Munir’s first attempt at quitting was after he smoked once in front of his dad and felt ashamed. He gave up for a couple of months whilst he was in Pakistan, then just thought he’d have ‘one’ and found he had started again. When he returned to the UK his friends were all smoking, so he started again. Munir tried to give up three or four times with nicotine replacement patches, but would start again after he had stopped using the patches. He used to give up for a few weeks and then start again. The decision to finally give up came when he was starting to wake up with ‘a mouth full of slime’ that made him throw up and feel ‘really bad’. Eventually he found a nurse at the GP’s surgery who was very helpful. His son and wife wanted to help him give up also. Munir talks about the fact that his wife had cancer and that he wanted to think more about health issues in general. He says that giving up smoking was his way of saying ‘I care for you’ for his wife, as she didn’t like the smell and used to worry about it. After quitting he says that his appetite increased and that he has gained a bit of weight, but that he also has more energy. He finds that he is not so out of breath anymore and that he loves food now, whereas before eating was ‘just filling [himself] up’.

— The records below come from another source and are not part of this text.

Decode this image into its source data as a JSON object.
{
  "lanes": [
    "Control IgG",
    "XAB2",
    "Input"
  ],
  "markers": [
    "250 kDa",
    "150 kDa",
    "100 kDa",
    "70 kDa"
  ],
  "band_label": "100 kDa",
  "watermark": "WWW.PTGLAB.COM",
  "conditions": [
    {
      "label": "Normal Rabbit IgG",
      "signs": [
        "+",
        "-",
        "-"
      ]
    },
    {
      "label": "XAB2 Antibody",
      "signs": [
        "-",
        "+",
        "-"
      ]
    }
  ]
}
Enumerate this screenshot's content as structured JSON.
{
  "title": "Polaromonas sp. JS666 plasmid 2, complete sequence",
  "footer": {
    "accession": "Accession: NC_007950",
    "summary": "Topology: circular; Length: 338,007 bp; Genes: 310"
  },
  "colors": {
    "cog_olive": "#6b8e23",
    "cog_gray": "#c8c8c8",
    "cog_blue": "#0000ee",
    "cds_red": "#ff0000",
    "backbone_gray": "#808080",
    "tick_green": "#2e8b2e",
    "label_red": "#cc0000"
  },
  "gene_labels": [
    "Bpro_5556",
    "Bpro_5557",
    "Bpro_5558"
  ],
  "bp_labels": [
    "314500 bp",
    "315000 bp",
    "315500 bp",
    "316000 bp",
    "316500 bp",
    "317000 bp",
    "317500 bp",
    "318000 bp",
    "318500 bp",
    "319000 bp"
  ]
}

In the end he had some varenicline (Champix) tablets from his GP’s practice and found that after the 5th or 6th day he ‘just couldn’t smoke’ although he also couldn’t sleep at night. The nurse told him to ‘hang on’ and gave him a lot of support and motivation. He found that giving up was about willpower, the motivation that his family provided, and Varenicline.

After he had given up, Munir had a problem with two blocked arteries, and is now ‘so grateful’ that he gave up smoking beforehand, as he feels it could have been a lot more serious. He remembers that he had had some samosas with friends one night, had ‘a bit of heartburn’ and woke up about midnight to take some Gaviscon. At 3 o’clock he experienced severe pain. He asked his wife to give him some Asian herbal remedies for heartburn but it was still getting worse. Eventually he crawled down the stairs and went to call for an ambulance and the phone fell out of his hand. Later he was pleased to tell the doctor in hospital that he had already given up smoking.

Now that he has quit smoking he finds that he has £30-40 more in his wallet by the end of the week. His wife is even pleased that she doesn’t have to clean the chandelier in the living room and his son is really delighted he doesn’t smoke anymore. Munir says that there are no negative effects of giving up smoking, only benefits.